大事なポイントは今回の情報が地震予知ではなく、「地震発生の可能性の高まりについてお知らせするもの」だった点だ。
この表現だけでは、可能性10だったものが90に跳ね上がったのか、50だった可能性が55になったのかが、まるでわからない。だいたい数値化したとしても、その根拠の妥当性を誰が客観的に評価しているのか。

ひょっとして勘だけでいってやしないか?と疑いたくもなるのは、過去の地震発生確率が現実の発生と、まるで一致してこなかった歴史があるためだ。

「恣意的な高確率」が生んだひずみ 高い場所に予算集中、低い場所で生じた油断
2022年10月23日 06時00分 TOKYO Web

「地震が起きるメカニズムは非常に複雑で、現在の科学で予知ができないのは地震学の世界的なコンセンサス。それなのに検証されていない計算式を使い、今後30年間で70%程度の確率で地震が起きるなどというハザードマップを作っている。これはもはや予言の類です」(ロバート・ゲラー【元・東大名誉教授、地震学】)

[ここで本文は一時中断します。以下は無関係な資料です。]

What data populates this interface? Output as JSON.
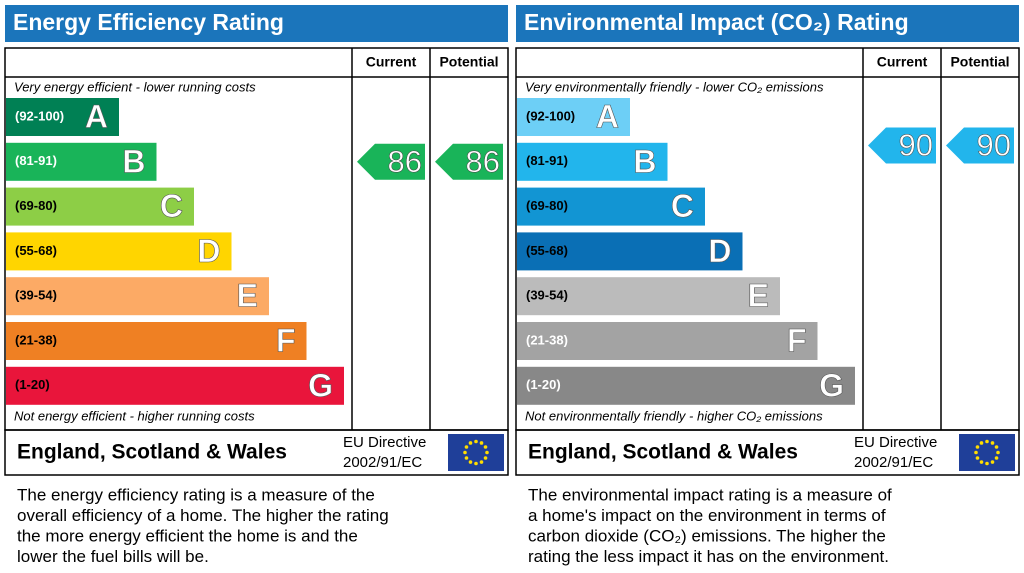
{
  "panels": [
    {
      "title": "Energy Efficiency Rating",
      "columns": [
        "Current",
        "Potential"
      ],
      "top_note": "Very energy efficient - lower running costs",
      "bottom_note": "Not energy efficient - higher running costs",
      "bands": [
        {
          "range": "(92-100)",
          "letter": "A",
          "color": "#008054",
          "label_color": "#ffffff"
        },
        {
          "range": "(81-91)",
          "letter": "B",
          "color": "#19b459",
          "label_color": "#ffffff"
        },
        {
          "range": "(69-80)",
          "letter": "C",
          "color": "#8dce46",
          "label_color": "#000000"
        },
        {
          "range": "(55-68)",
          "letter": "D",
          "color": "#ffd500",
          "label_color": "#000000"
        },
        {
          "range": "(39-54)",
          "letter": "E",
          "color": "#fcaa65",
          "label_color": "#000000"
        },
        {
          "range": "(21-38)",
          "letter": "F",
          "color": "#ef8023",
          "label_color": "#000000"
        },
        {
          "range": "(1-20)",
          "letter": "G",
          "color": "#e9153b",
          "label_color": "#000000"
        }
      ],
      "current": 86,
      "potential": 86,
      "region": "England, Scotland & Wales",
      "directive": [
        "EU Directive",
        "2002/91/EC"
      ],
      "description": [
        "The energy efficiency rating is a measure of the",
        "overall efficiency of a home. The higher the rating",
        "the more energy efficient the home is and the",
        "lower the fuel bills will be."
      ]
    },
    {
      "title": "Environmental Impact (CO₂) Rating",
      "columns": [
        "Current",
        "Potential"
      ],
      "top_note": "Very environmentally friendly - lower CO₂ emissions",
      "bottom_note": "Not environmentally friendly - higher CO₂ emissions",
      "bands": [
        {
          "range": "(92-100)",
          "letter": "A",
          "color": "#6dcff6",
          "label_color": "#000000"
        },
        {
          "range": "(81-91)",
          "letter": "B",
          "color": "#22b5ec",
          "label_color": "#000000"
        },
        {
          "range": "(69-80)",
          "letter": "C",
          "color": "#1295d3",
          "label_color": "#000000"
        },
        {
          "range": "(55-68)",
          "letter": "D",
          "color": "#0a6fb5",
          "label_color": "#000000"
        },
        {
          "range": "(39-54)",
          "letter": "E",
          "color": "#bbbbbb",
          "label_color": "#000000"
        },
        {
          "range": "(21-38)",
          "letter": "F",
          "color": "#a3a3a3",
          "label_color": "#ffffff"
        },
        {
          "range": "(1-20)",
          "letter": "G",
          "color": "#888888",
          "label_color": "#ffffff"
        }
      ],
      "current": 90,
      "potential": 90,
      "region": "England, Scotland & Wales",
      "directive": [
        "EU Directive",
        "2002/91/EC"
      ],
      "description": [
        "The environmental impact rating is a measure of",
        "a home's impact on the environment in terms of",
        "carbon dioxide (CO₂) emissions. The higher the",
        "rating the less impact it has on the environment."
      ]
    }
  ]
}
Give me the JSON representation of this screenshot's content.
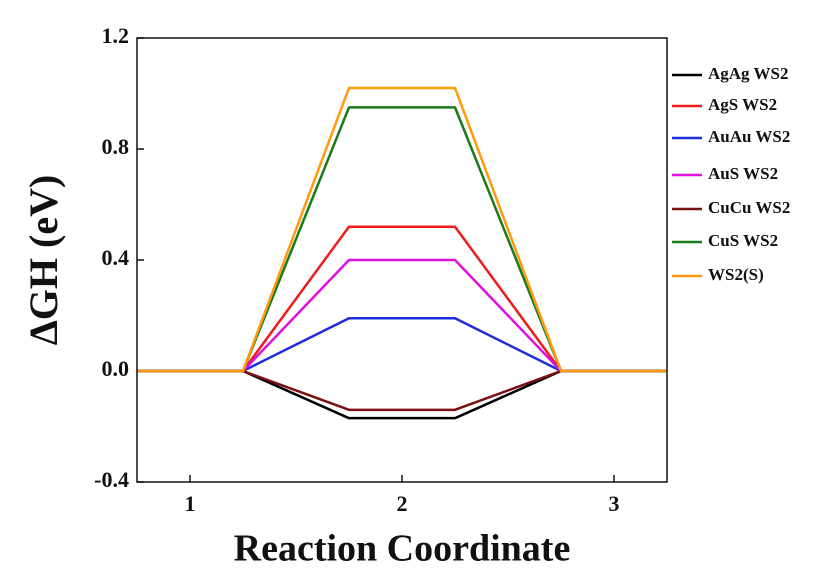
{
  "chart_data": {
    "type": "line",
    "ylabel": "ΔGH (eV)",
    "xlabel": "Reaction Coordinate",
    "x": [
      0.75,
      1.25,
      1.75,
      2.25,
      2.75,
      3.25
    ],
    "xlim": [
      0.75,
      3.25
    ],
    "xticks": [
      1,
      2,
      3
    ],
    "ylim": [
      -0.4,
      1.2
    ],
    "yticks": [
      -0.4,
      {
        "value": 0,
        "label": "0.0"
      },
      0.4,
      0.8,
      1.2
    ],
    "legend": "outside-right",
    "series": [
      {
        "name": "AgAg WS2",
        "color": "#000000",
        "values": [
          0,
          0,
          -0.17,
          -0.17,
          0,
          0
        ]
      },
      {
        "name": "AgS WS2",
        "color": "#ee1c1c",
        "values": [
          0,
          0,
          0.52,
          0.52,
          0,
          0
        ]
      },
      {
        "name": "AuAu WS2",
        "color": "#1c2ee0",
        "values": [
          0,
          0,
          0.19,
          0.19,
          0,
          0
        ]
      },
      {
        "name": "AuS WS2",
        "color": "#e010e0",
        "values": [
          0,
          0,
          0.4,
          0.4,
          0,
          0
        ]
      },
      {
        "name": "CuCu WS2",
        "color": "#7a1010",
        "values": [
          0,
          0,
          -0.14,
          -0.14,
          0,
          0
        ]
      },
      {
        "name": "CuS WS2",
        "color": "#1a7a1a",
        "values": [
          0,
          0,
          0.95,
          0.95,
          0,
          0
        ]
      },
      {
        "name": "WS2(S)",
        "color": "#ff9a10",
        "values": [
          0,
          0,
          1.02,
          1.02,
          0,
          0
        ]
      }
    ]
  }
}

ではなぜ、いまだに多くの研究者が「地震予知」に携わっているのでしょうか。それは「地震予知」が研究予算獲得に非常に効果的なスローガンだからです。地震は怖いものです。その予知が正確にできるのであれば、誰でも(むろん私を含めて)その実現を希望するでしょう。【中略】
もし阪神・淡路大震災の後、日本の地震対策が予知から防災強化へと方針転換していたならば、東日本大震災の犠牲者数、物的被害額が減らせたのではないかと思い、大変残念に思います。
今後日本は、地道な地震学の基礎研究とその応用をもっと強化しなくてはいけません。そして、地震被害の軽減のためには、地震予知の観測機材に大金を費やすのではなく、耐震強化対策や全自動地震早期検知、津波警報システムの設置にこそ力を入れていくべきです。

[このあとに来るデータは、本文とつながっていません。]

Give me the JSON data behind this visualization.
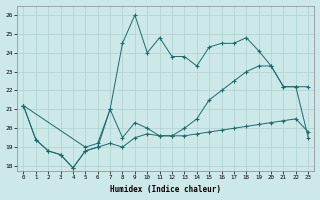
{
  "bg_color": "#cde8e8",
  "grid_color": "#b0d0d0",
  "line_color": "#1a6b6b",
  "xlabel": "Humidex (Indice chaleur)",
  "xlim": [
    -0.5,
    23.5
  ],
  "ylim": [
    17.75,
    26.5
  ],
  "xticks": [
    0,
    1,
    2,
    3,
    4,
    5,
    6,
    7,
    8,
    9,
    10,
    11,
    12,
    13,
    14,
    15,
    16,
    17,
    18,
    19,
    20,
    21,
    22,
    23
  ],
  "yticks": [
    18,
    19,
    20,
    21,
    22,
    23,
    24,
    25,
    26
  ],
  "s1_x": [
    0,
    1,
    2,
    3,
    4,
    5,
    6,
    7,
    8,
    9,
    10,
    11,
    12,
    13,
    14,
    15,
    16,
    17,
    18,
    19,
    20,
    21,
    22,
    23
  ],
  "s1_y": [
    21.2,
    19.4,
    18.8,
    18.6,
    17.9,
    18.8,
    19.0,
    19.2,
    19.0,
    19.5,
    19.7,
    19.6,
    19.6,
    19.6,
    19.7,
    19.8,
    19.9,
    20.0,
    20.1,
    20.2,
    20.3,
    20.4,
    20.5,
    19.8
  ],
  "s2_x": [
    0,
    1,
    2,
    3,
    4,
    5,
    6,
    7,
    8,
    9,
    10,
    11,
    12,
    13,
    14,
    15,
    16,
    17,
    18,
    19,
    20,
    21,
    22,
    23
  ],
  "s2_y": [
    21.2,
    19.4,
    18.8,
    18.6,
    17.9,
    18.8,
    19.0,
    21.0,
    19.5,
    20.3,
    20.0,
    19.6,
    19.6,
    20.0,
    20.5,
    21.5,
    22.0,
    22.5,
    23.0,
    23.3,
    23.3,
    22.2,
    22.2,
    19.5
  ],
  "s3_x": [
    0,
    5,
    6,
    7,
    8,
    9,
    10,
    11,
    12,
    13,
    14,
    15,
    16,
    17,
    18,
    19,
    20,
    21,
    22,
    23
  ],
  "s3_y": [
    21.2,
    19.0,
    19.2,
    21.0,
    24.5,
    26.0,
    24.0,
    24.8,
    23.8,
    23.8,
    23.3,
    24.3,
    24.5,
    24.5,
    24.8,
    24.1,
    23.3,
    22.2,
    22.2,
    22.2
  ]
}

今こそ問い直すべき「地震予知」偏重主義 平成24年5月発行 NLだより ロバート・ゲラー   

今回初めて予想地域に該当したために(そりゃいつかはそうなるわな)、地震予知に関わる予算は、さらに積み上がる可能性もある。
しかし、当たったためしのない地震予知が経済活動を委縮させ、国力を減衰させる結果しか生まないのなら、これまで通りの国費を注入する意味が、どこにあるというのか。

あおりにあおるマスコミを含め、誰も多大な損害を受けた業界に責任をとる者はいない。
「何にもなかったんだから、良かったじゃないか」は詭弁きべんに過ぎず、「何にもなかったのにお前ら騒いで生じた損害、どうしてくれるねん」こそ、当事者の本音だろう。